背景:由于 circRNA 能够与相应的 RBPs 结合,并在基因调控和疾病预防中发挥关键作用,人们开发了许多识别算法。然而,目前大多数主流方法主要是通过各种描述符捕捉一维序列特征,而忽略了二级结构特征的有效提取。此外,随着引入描述符数量的增加,稀疏性和无效表示的问题也随之增加,给计算模型带来了很大负担,预测性能也有待提高:在此基础上,我们重点捕捉了序列中二级结构的特征,并开发了一种基于序列-结构关注机制的新架构--CRBPSA。首先,通过计算每个碱基之间的匹配概率生成碱基配对矩阵,并引入高斯函数作为权重来构建二级结构。然后,利用结构转换器(Structure_Transformer)提取碱基配对信息和空间位置依赖关系,从而通过更深入的特征提取识别结合位点。在 37 个 circRNA 数据集(共 671 952 个样本)上使用同一组超参数的实验结果表明,CRBPSA 算法的平均 AUC 高达 99.93%,超过了所有现有的预测方法:CRBPSA是一种轻量级、高效的循环RNA-RBP预测工具,它能以最少的计算资源捕捉序列的结构特征,并准确预测蛋白质结合位点。

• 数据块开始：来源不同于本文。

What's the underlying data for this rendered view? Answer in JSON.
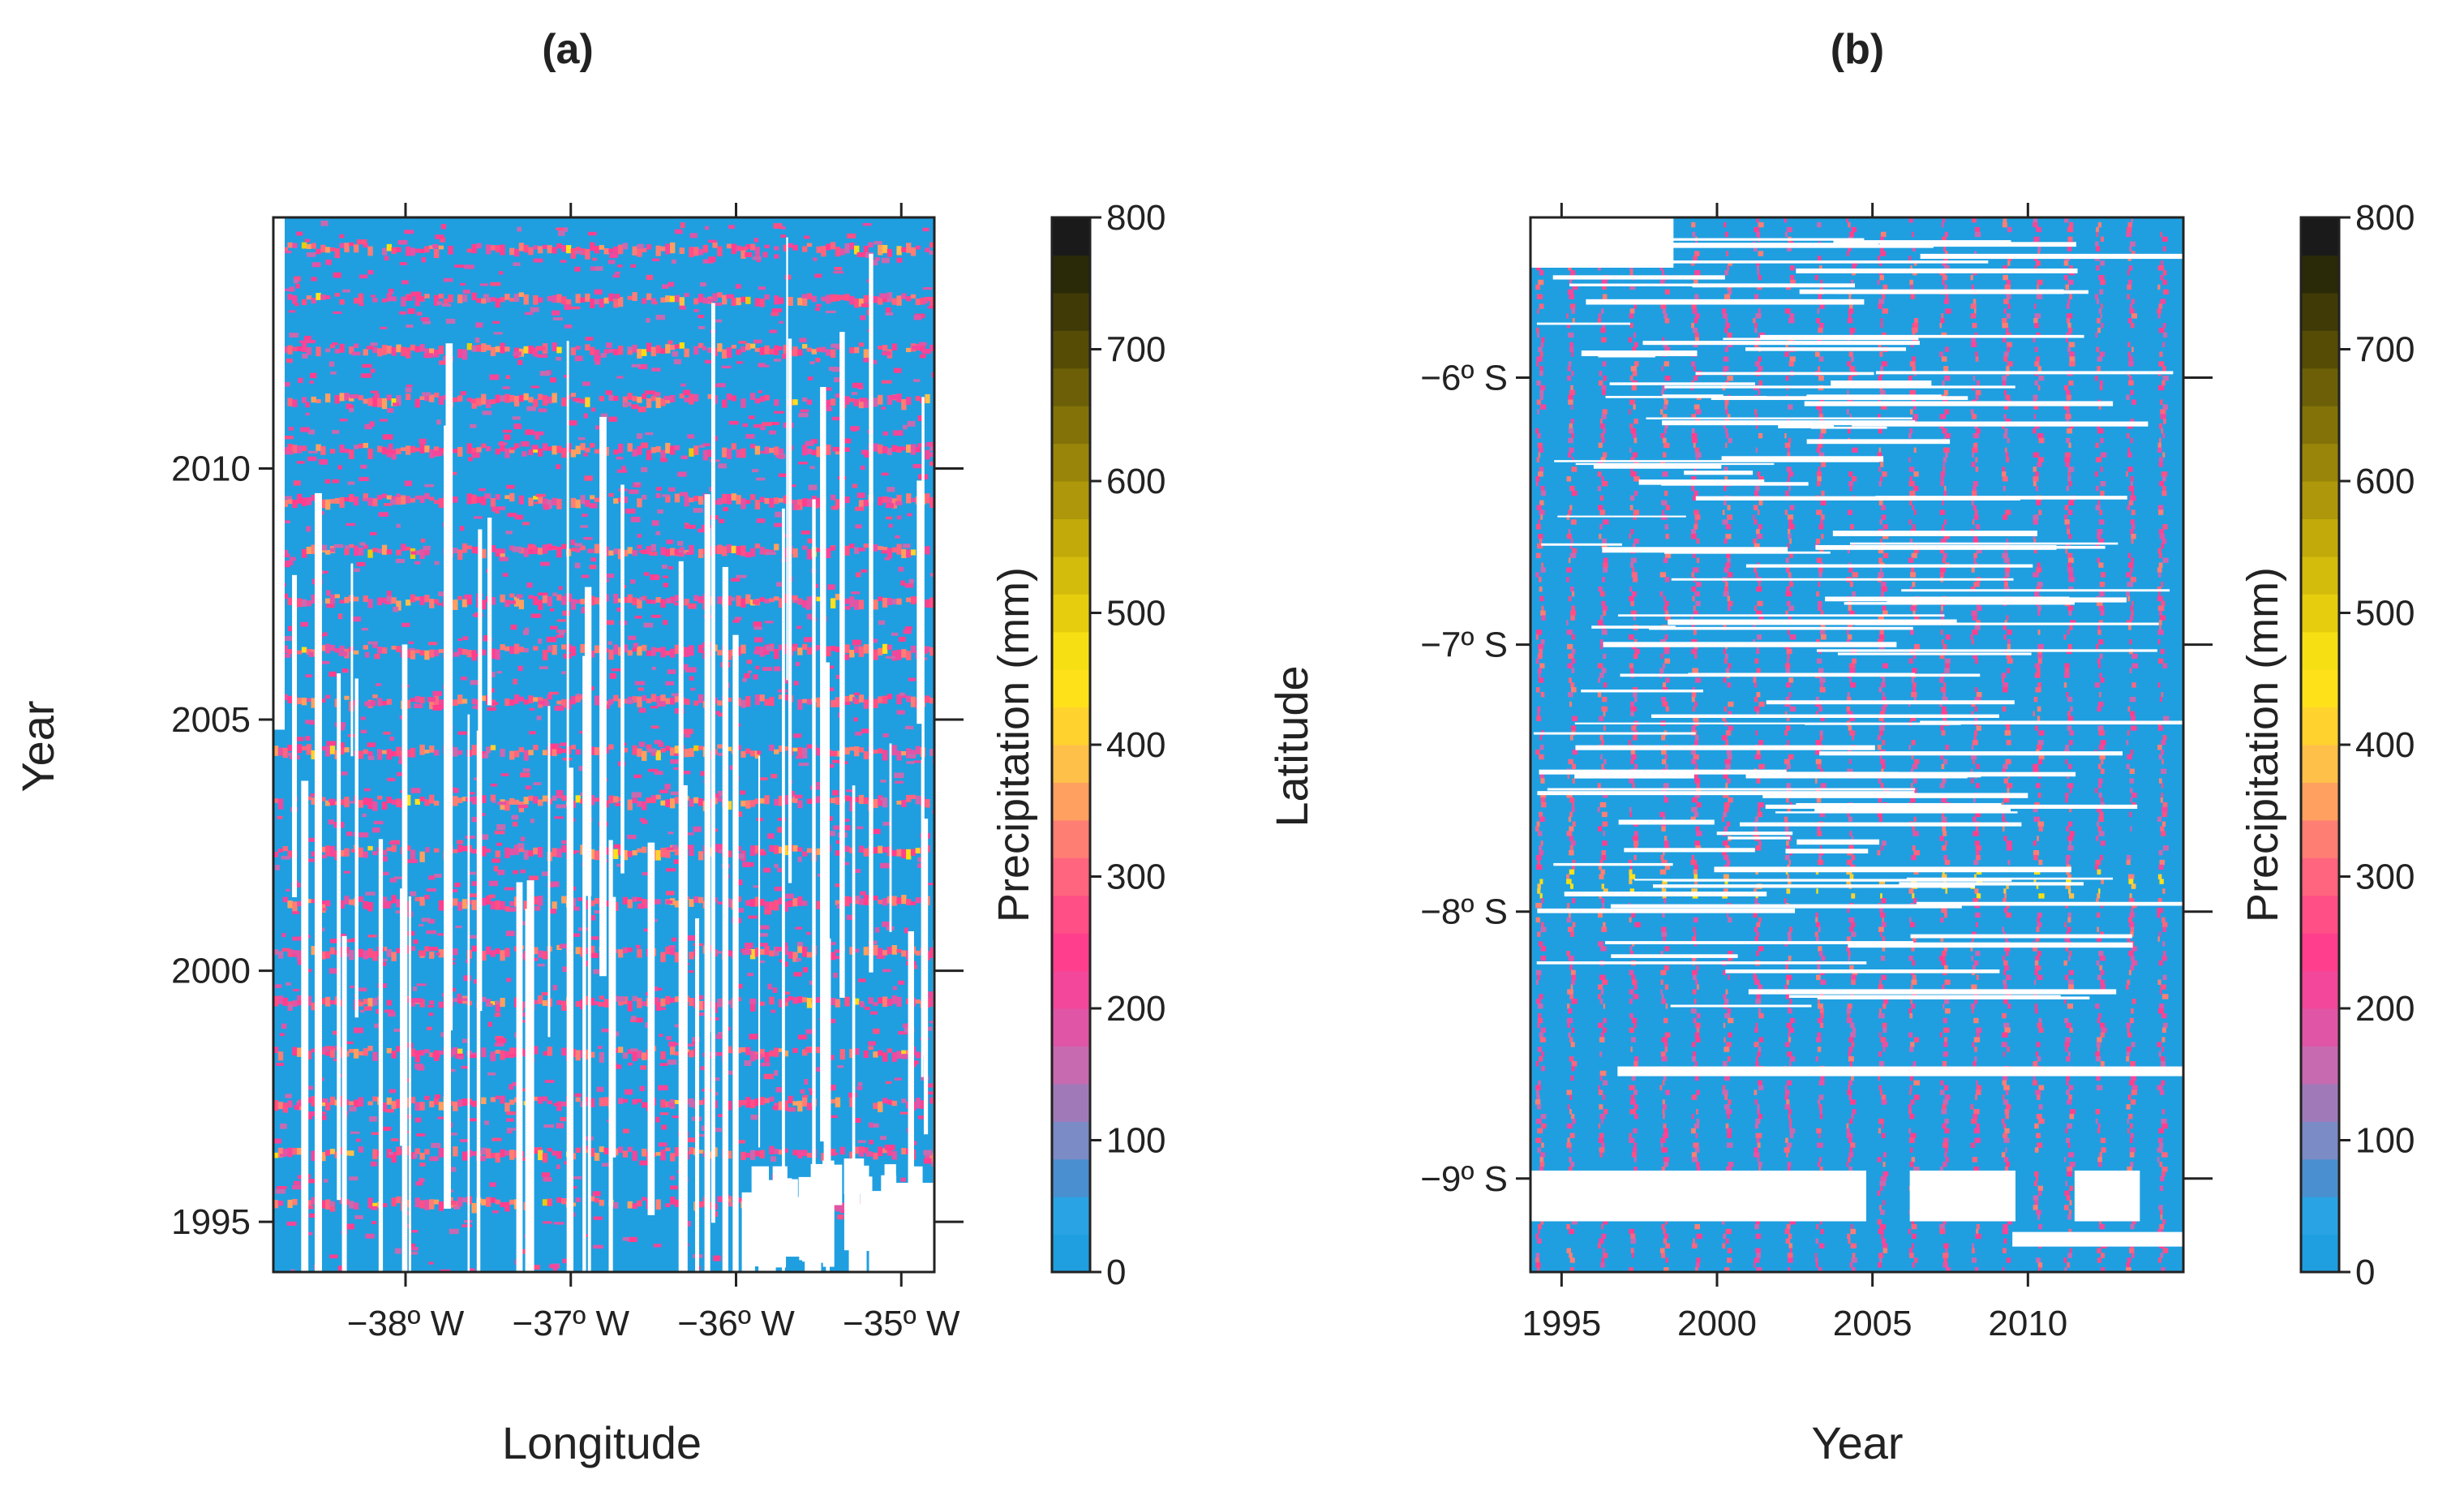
{
  "chart_data": [
    {
      "type": "heatmap",
      "title": "(a)",
      "xlabel": "Longitude",
      "ylabel": "Year",
      "xlim": [
        -38.8,
        -34.8
      ],
      "ylim": [
        1994,
        2015
      ],
      "x_ticks": [
        {
          "value": -38,
          "label": "−38º W"
        },
        {
          "value": -37,
          "label": "−37º W"
        },
        {
          "value": -36,
          "label": "−36º W"
        },
        {
          "value": -35,
          "label": "−35º W"
        }
      ],
      "y_ticks": [
        {
          "value": 1995,
          "label": "1995"
        },
        {
          "value": 2000,
          "label": "2000"
        },
        {
          "value": 2005,
          "label": "2005"
        },
        {
          "value": 2010,
          "label": "2010"
        }
      ],
      "wet_season_peak_years": [
        1995,
        1996,
        1997,
        1998,
        1999,
        2000,
        2001,
        2002,
        2003,
        2004,
        2005,
        2006,
        2007,
        2008,
        2009,
        2010,
        2011,
        2012,
        2013,
        2014
      ],
      "colorbar": {
        "label": "Precipitation (mm)",
        "range": [
          0,
          800
        ],
        "ticks": [
          "0",
          "100",
          "200",
          "300",
          "400",
          "500",
          "600",
          "700",
          "800"
        ]
      }
    },
    {
      "type": "heatmap",
      "title": "(b)",
      "xlabel": "Year",
      "ylabel": "Latitude",
      "xlim": [
        1994,
        2015
      ],
      "ylim": [
        -9.35,
        -5.4
      ],
      "x_ticks": [
        {
          "value": 1995,
          "label": "1995"
        },
        {
          "value": 2000,
          "label": "2000"
        },
        {
          "value": 2005,
          "label": "2005"
        },
        {
          "value": 2010,
          "label": "2010"
        }
      ],
      "y_ticks": [
        {
          "value": -6,
          "label": "−6º S"
        },
        {
          "value": -7,
          "label": "−7º S"
        },
        {
          "value": -8,
          "label": "−8º S"
        },
        {
          "value": -9,
          "label": "−9º S"
        }
      ],
      "colorbar": {
        "label": "Precipitation (mm)",
        "range": [
          0,
          800
        ],
        "ticks": [
          "0",
          "100",
          "200",
          "300",
          "400",
          "500",
          "600",
          "700",
          "800"
        ]
      }
    }
  ],
  "colors": {
    "low": "#1f9fe0",
    "ramp": [
      "#1f9fe0",
      "#2aa3e4",
      "#4a90d0",
      "#7a8bc6",
      "#a07ab8",
      "#c86ab0",
      "#e055a6",
      "#f2479a",
      "#ff3f8e",
      "#ff4f86",
      "#ff657e",
      "#ff7e74",
      "#ffa060",
      "#ffc04a",
      "#ffd22e",
      "#ffe11a",
      "#f6df12",
      "#e6cd0e",
      "#d4bc0c",
      "#c2aa0b",
      "#ae970a",
      "#998509",
      "#837208",
      "#6c5f07",
      "#564c06",
      "#403a06",
      "#2b2a08",
      "#1a1a1a"
    ]
  }
}
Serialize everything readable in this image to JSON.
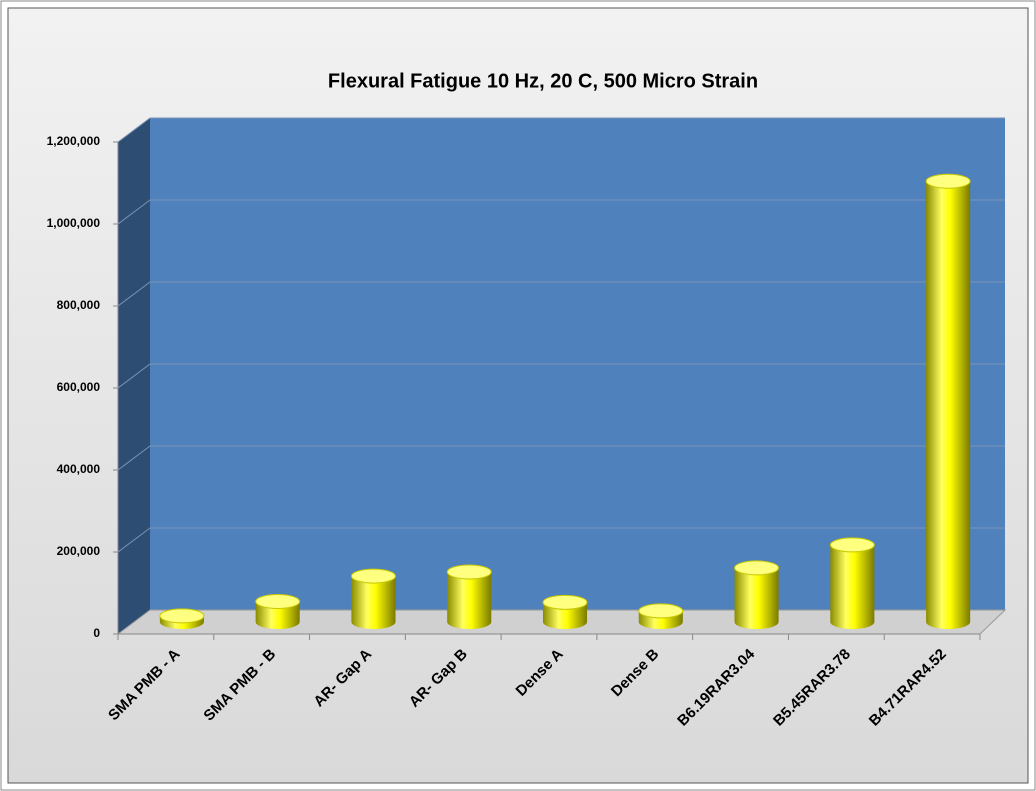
{
  "chart_data": {
    "type": "bar3d",
    "title": "Flexural Fatigue 10 Hz, 20 C, 500 Micro Strain",
    "categories": [
      "SMA PMB - A",
      "SMA PMB - B",
      "AR- Gap  A",
      "AR- Gap  B",
      "Dense A",
      "Dense B",
      "B6.19RAR3.04",
      "B5.45RAR3.78",
      "B4.71RAR4.52"
    ],
    "values": [
      15000,
      50000,
      112000,
      122000,
      48000,
      27000,
      132000,
      188000,
      1075000
    ],
    "color": "#ffff00",
    "ylim": [
      0,
      1200000
    ],
    "yticks": [
      0,
      {
        "value": 200000,
        "label": "200,000"
      },
      {
        "value": 400000,
        "label": "400,000"
      },
      {
        "value": 600000,
        "label": "600,000"
      },
      {
        "value": 800000,
        "label": "800,000"
      },
      {
        "value": 1000000,
        "label": "1,000,000"
      },
      {
        "value": 1200000,
        "label": "1,200,000"
      }
    ],
    "grid": true
  }
}
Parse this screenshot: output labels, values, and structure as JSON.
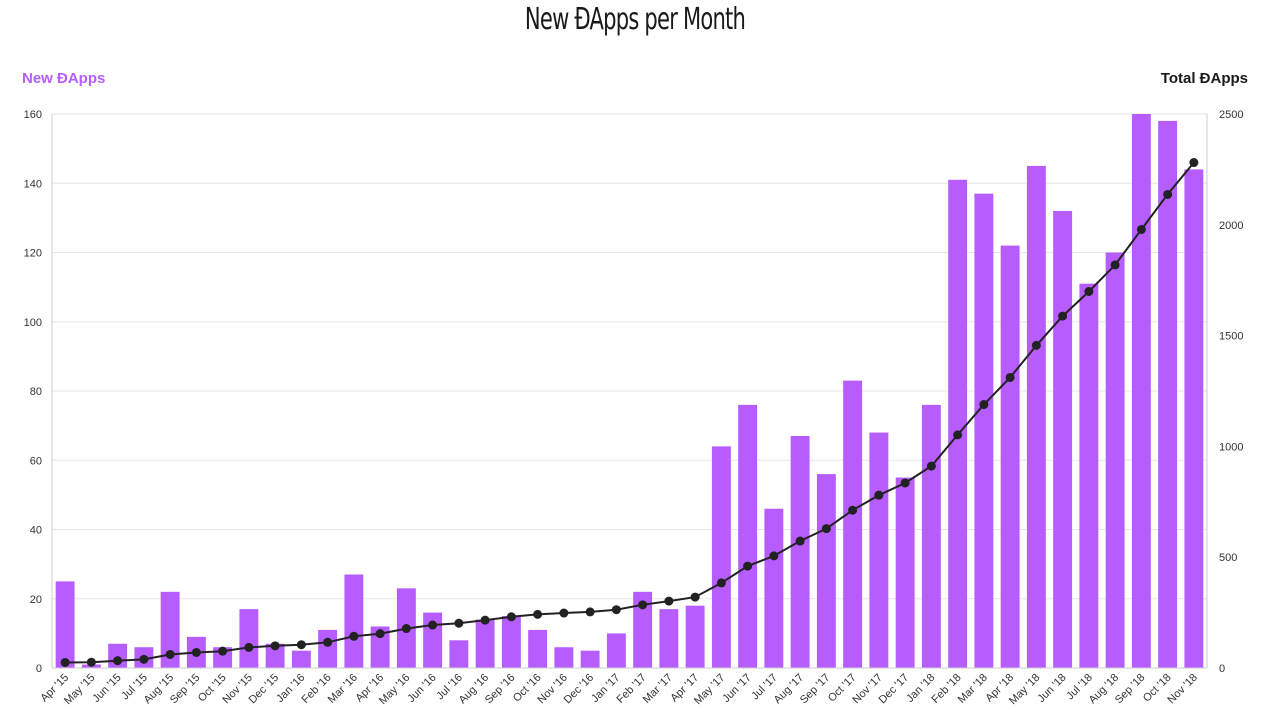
{
  "title": "New ĐApps per Month",
  "colors": {
    "bars": "#b75cff",
    "line": "#222222",
    "left_axis_title": "#b75cff",
    "right_axis_title": "#1a1a1a",
    "grid": "#e6e6e6"
  },
  "chart_data": {
    "type": "bar",
    "title": "New ĐApps per Month",
    "categories": [
      "Apr '15",
      "May '15",
      "Jun '15",
      "Jul '15",
      "Aug '15",
      "Sep '15",
      "Oct '15",
      "Nov '15",
      "Dec '15",
      "Jan '16",
      "Feb '16",
      "Mar '16",
      "Apr '16",
      "May '16",
      "Jun '16",
      "Jul '16",
      "Aug '16",
      "Sep '16",
      "Oct '16",
      "Nov '16",
      "Dec '16",
      "Jan '17",
      "Feb '17",
      "Mar '17",
      "Apr '17",
      "May '17",
      "Jun '17",
      "Jul '17",
      "Aug '17",
      "Sep '17",
      "Oct '17",
      "Nov '17",
      "Dec '17",
      "Jan '18",
      "Feb '18",
      "Mar '18",
      "Apr '18",
      "May '18",
      "Jun '18",
      "Jul '18",
      "Aug '18",
      "Sep '18",
      "Oct '18",
      "Nov '18"
    ],
    "series": [
      {
        "name": "New ĐApps",
        "type": "bar",
        "axis": "left",
        "values": [
          25,
          1,
          7,
          6,
          22,
          9,
          6,
          17,
          7,
          5,
          11,
          27,
          12,
          23,
          16,
          8,
          14,
          15,
          11,
          6,
          5,
          10,
          22,
          17,
          18,
          64,
          76,
          46,
          67,
          56,
          83,
          68,
          55,
          76,
          141,
          137,
          122,
          145,
          132,
          111,
          120,
          160,
          158,
          144
        ]
      },
      {
        "name": "Total ĐApps",
        "type": "line",
        "axis": "right",
        "values": [
          25,
          26,
          33,
          39,
          61,
          70,
          76,
          93,
          100,
          105,
          116,
          143,
          155,
          178,
          194,
          202,
          216,
          231,
          242,
          248,
          253,
          263,
          285,
          302,
          320,
          384,
          460,
          506,
          573,
          629,
          712,
          780,
          835,
          911,
          1052,
          1189,
          1311,
          1456,
          1588,
          1699,
          1819,
          1979,
          2137,
          2281
        ]
      }
    ],
    "left_axis": {
      "label": "New ĐApps",
      "ylim": [
        0,
        160
      ],
      "ticks": [
        0,
        20,
        40,
        60,
        80,
        100,
        120,
        140,
        160
      ]
    },
    "right_axis": {
      "label": "Total ĐApps",
      "ylim": [
        0,
        2500
      ],
      "ticks": [
        0,
        500,
        1000,
        1500,
        2000,
        2500
      ]
    },
    "grid": true
  }
}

该工具有助于深入了解 circRNA 与蛋白质相互作用的生物学过程和机制。
本文章由计算机程序翻译,如有差异,请以英文原文为准。
查看原文
分享 分享
微信好友 朋友圈 QQ好友 复制链接
本刊更多论文
CRBPSA: CircRNA-RBP interaction sites identification using sequence structural attention model.

Background: Due to the ability of circRNA to bind with corresponding RBPs and play a critical role in gene regulation and disease prevention, numerous identification algorithms have been developed. Nevertheless, most of the current mainstream methods primarily capture one-dimensional sequence features through various descriptors, while neglecting the effective extraction of secondary structure features. Moreover, as the number of introduced descriptors increases, the issues of sparsity and ineffective representation also rise, causing a significant burden on computational models and leaving room for improvement in predictive performance.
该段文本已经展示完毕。